Jacksonville's Doug Marrone wasn't a particularly coveted commodity, neither, nor was Buffalo's Sean McDermott, nor Anthony Lynn of the Chargers. The Jaguars are in the playoffs, and the Bills and Chargers are still in the hunt.
We could see 10 or more teams change coaches this off-season, and there will be some pie-in-the-sky names floated out there — Jon Gruden, Nick Saban, Jim Harbaugh. But a lot of owners are going to be looking for their McVay, a young, out-of-nowhere phenom who can turn a losing franchise into a winner at whiplash speed.
The Rams coach has made it tough on everyone this year by raising the bar and creating unrealistic expectations elsewhere. Of course, the season isn't over, and the Rams have yet to secure a spot in the postseason, although they can win the NFC West with a victory Sunday at Tennessee.
For obvious reasons, the most enticing coaching prospects come from the most successful programs, so it stands to reason that Philadelphia offensive coordinator Frank Reich will be in the conversation about possible head coaches, and quarterbacks coach John DeFilippo also has created some buzz. Everybody is hoping some of that Carson Wentz magic will rub off on them.
Former Raiders coach Dennis Allen has done a good job as defensive coordinator in New Orleans, getting respectable production out of a unit that in recent years had been historically awful. Detroit has dropped from middle of the pack in defense to 27th, but defensive coordinator Teryl Austin will still get some looks.
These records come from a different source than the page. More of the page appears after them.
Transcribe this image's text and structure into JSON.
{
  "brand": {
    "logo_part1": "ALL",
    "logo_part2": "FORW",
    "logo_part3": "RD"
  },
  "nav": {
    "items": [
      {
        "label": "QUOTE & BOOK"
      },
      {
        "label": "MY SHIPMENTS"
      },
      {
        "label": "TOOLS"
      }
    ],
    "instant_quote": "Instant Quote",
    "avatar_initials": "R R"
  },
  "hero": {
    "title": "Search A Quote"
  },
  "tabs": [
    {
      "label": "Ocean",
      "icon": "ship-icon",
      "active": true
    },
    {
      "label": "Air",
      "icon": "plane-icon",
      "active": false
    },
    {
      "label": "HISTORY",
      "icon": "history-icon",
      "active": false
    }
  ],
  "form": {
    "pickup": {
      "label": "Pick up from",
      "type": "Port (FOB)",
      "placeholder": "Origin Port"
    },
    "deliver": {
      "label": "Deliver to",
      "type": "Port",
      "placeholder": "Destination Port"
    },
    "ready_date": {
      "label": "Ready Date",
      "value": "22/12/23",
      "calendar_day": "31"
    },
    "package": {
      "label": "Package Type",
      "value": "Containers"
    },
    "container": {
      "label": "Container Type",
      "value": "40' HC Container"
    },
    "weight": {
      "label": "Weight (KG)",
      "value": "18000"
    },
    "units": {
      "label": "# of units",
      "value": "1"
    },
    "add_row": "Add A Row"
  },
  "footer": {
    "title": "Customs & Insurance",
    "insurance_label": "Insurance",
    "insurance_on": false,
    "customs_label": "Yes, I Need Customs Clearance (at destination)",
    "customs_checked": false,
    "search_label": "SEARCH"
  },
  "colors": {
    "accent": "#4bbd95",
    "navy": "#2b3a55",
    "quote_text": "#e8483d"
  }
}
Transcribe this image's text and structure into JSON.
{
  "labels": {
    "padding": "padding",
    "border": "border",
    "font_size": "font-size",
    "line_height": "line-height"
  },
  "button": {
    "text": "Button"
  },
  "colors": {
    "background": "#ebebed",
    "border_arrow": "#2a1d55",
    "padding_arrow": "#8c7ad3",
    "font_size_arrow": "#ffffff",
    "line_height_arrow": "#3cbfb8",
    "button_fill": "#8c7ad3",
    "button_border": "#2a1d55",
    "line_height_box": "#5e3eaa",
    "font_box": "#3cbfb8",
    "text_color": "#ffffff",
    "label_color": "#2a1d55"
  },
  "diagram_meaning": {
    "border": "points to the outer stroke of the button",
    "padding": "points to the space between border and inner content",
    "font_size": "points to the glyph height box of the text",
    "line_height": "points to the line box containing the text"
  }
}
The most intriguing defensive coordinator on the horizon in terms of head coaching candidates is New England's Matt Patricia, who, along with McDaniels, figure to go from the Patriots sideline to top jobs elsewhere sometime soon.
Houston's Mike Vrabel, Miami's Matt Burke, and Seattle's Kris Richard are among the young defensive coordinators who are now blips on the head-coaching radar screen.
Arizona has had a disappointing season filled with injuries, but Cardinals defensive coordinator James Bettcher has yet again done an impressive job. The Cardinals are ranked seventh in total defense, after finishing fifth and second in Bettcher's first two seasons as coordinator.
Cincinnati's Paul Guenther, in his fourth season as defensive coordinator of the Bengals, could wind up replacing the departing Marvin Lewis with that club.
There are several interesting offensive candidates too, with McDaniels at the top of that class. He's almost certainly going to have his choice of jobs, so he can afford to be picky. By all accounts, he's not taking a job unless the team already has a franchise quarterback or at least someone he sees shaping into that.
Kansas City has reversed its fortunes recently, and some of that credit has gone to coach Andy Reid handing off play-calling duties to offensive coordinator Matt Nagy. Naturally, Nagy has emerged as a potential head-coaching candidate. Considering the success of former Kansas City coordinator Doug Pederson in Philadelphia, Nagy is an intriguing new branch to the Reid tree — particularly with Chris Ballard, formerly of Kansas City, now general manager of the Indianapolis Colts (who almost certainly will be looking for a coach.).
The coaching search won't be limited to assistants and coordinators on offense and defense. There are enticing possibilities on special teams too. Keith Armstrong in Atlanta is widely regarded as excellent, and could wind up as a head coach at some point, although some people were turned off by his tirade in a meeting room in a 2014 episode of "Hard Knocks." It remains to be seen if that would affect his options.
Then, there's John Fassel, who has been integral to the success of the Rams, and had three special-teamers make the Pro Bowl this season. He was interim coach after Jeff Fisher was fired last year, has a dad (Jim) who was an NFL coach, and is as beloved by his players as anyone who wears a whistle in the game.
In short, there are lots of coaching candidates this season, but none is regarded as a sure thing. Of course, in light of the way good young coaches have emerged this fall, that doesn't mean much.